Такое понимание было воплощено в ставшем широко известным и цитируемом отрывке из романа Ф.М. Достоевского «Братья Карамазовы», который воплощал суть понимания народа славянофилами. Это слова старца Зосимы: «От народа спасение Руси. Русский же монастырь искони был с народом. Если же народ в уединении, то и мы в уединении. Народ верит по-нашему, а неверующий деятель у нас в России ничего не сделает, даже будь он искренен сердцем и умом гениален. Это помните. Народ встретит атеиста и поборет его, и станет единая православная Русь. Берегите же народ и оберегайте сердце его. В тишине воспитайте его. Вот ваш иноческий подвиг, ибо сей народ — богоносец» [7, с. 364].
Подобные благостные представления о народе-богоносце нередко встречались и у других русских писателей и мыслителей, разделявших взгляды славянофилов. Как писал Н. Бердяев: «Славянофилы верили в народ, в народную правду и народ был
для них, прежде всего, мужики, сохранившие православную веру и национальный уклад жизни» [2, с. 26].

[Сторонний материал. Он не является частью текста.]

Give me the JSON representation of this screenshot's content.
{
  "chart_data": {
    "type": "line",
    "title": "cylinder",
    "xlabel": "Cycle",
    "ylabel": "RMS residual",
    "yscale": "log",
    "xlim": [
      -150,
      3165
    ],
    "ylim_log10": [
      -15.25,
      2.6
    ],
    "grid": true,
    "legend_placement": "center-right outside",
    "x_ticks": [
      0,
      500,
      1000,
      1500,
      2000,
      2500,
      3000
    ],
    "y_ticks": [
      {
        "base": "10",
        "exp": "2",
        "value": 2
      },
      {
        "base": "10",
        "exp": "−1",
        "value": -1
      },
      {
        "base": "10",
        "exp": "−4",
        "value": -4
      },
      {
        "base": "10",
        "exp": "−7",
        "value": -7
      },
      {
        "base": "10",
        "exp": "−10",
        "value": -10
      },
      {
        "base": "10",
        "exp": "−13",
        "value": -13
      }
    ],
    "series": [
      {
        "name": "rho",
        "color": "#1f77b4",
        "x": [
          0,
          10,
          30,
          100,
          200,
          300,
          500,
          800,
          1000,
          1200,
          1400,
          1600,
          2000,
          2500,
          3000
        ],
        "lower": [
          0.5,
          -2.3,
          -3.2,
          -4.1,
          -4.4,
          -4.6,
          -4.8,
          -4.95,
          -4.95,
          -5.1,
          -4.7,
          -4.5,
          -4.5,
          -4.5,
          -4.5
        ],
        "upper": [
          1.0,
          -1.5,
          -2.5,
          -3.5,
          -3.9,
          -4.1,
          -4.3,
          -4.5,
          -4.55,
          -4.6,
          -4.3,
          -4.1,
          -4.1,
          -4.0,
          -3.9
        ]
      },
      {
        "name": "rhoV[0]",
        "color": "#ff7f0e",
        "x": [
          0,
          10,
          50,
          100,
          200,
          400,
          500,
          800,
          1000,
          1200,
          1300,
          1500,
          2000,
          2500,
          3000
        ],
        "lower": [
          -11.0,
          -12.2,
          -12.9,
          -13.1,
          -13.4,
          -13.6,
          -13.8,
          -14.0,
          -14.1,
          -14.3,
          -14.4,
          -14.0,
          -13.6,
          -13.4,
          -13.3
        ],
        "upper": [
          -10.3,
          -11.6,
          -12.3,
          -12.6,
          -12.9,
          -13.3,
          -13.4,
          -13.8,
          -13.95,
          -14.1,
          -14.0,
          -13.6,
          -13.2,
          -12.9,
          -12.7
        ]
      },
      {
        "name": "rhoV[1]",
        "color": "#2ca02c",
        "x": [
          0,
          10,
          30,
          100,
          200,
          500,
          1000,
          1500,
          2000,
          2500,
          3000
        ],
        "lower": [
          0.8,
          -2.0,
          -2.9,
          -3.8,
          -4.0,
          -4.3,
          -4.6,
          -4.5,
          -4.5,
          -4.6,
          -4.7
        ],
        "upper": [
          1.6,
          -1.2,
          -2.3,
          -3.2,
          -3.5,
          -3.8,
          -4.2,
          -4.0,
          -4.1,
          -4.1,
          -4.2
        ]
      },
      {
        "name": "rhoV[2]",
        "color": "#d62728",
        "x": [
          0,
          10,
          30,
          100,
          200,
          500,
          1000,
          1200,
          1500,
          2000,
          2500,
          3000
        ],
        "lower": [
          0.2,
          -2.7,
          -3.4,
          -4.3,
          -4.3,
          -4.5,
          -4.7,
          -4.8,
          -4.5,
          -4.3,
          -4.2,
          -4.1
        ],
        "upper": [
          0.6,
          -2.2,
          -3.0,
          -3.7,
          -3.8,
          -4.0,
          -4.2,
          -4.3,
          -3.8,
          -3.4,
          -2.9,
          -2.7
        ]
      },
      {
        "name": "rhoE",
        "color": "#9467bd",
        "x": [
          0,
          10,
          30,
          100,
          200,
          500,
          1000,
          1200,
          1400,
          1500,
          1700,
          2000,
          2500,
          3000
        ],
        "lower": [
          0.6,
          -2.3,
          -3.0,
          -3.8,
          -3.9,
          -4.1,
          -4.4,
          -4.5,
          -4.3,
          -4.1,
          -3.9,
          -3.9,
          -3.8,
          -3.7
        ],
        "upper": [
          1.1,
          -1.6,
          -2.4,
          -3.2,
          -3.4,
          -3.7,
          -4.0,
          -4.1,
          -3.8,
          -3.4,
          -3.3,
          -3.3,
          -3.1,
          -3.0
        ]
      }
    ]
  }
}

Иных представлений придерживались западники, которые глубоко сочувствовали народному положению и готовили ему судьбу главной революционной силы, понимая, что в его душе зреет нечто дикое, разрушительное, способное смести все на своем пути. Как писал Герцен: «Правовая необеспеченность, искони тяготевшая над народом, была для него своего рода школой. Вопиющая несправедливость одной половины его законов научила его ненавидеть и другую; он подчиняется им как силе. Полное неравенство перед судом убило в нем всякое уважение к законности. Русский, какого бы звания он ни был, обходит и нарушает закон всюду, где это можно сделать безнаказанно, и совершенно также поступает и правительство» [5, с. 231].
Итак, исторически были сформированы две точки зрения на русскую ментальность: народ-богоносец (опора веры и власти) и народ, ненавидящий власть, но до поры до времени подчиняющийся ей. Интересно, что в какой-то момент эта оппозиция стала восприниматься многими как нечто единое, как своего рода двойственность народной души, о которой писал Иван Бунин: «Есть два типа в народе. В одном преобладает Русь, в другом — Чудь, Меря. Но и в том и в другом есть страшная переменчивость настроений, обликов, "шаткость", как говорили в старину. Народ сам сказал про себя: "Из нас, как из древа, — и дубина, и икона", — в зависимости от обстоятельств, от того, кто это древо обрабатывает: Сергий Радонежский или Емелька Пугачев» [4, с. 102].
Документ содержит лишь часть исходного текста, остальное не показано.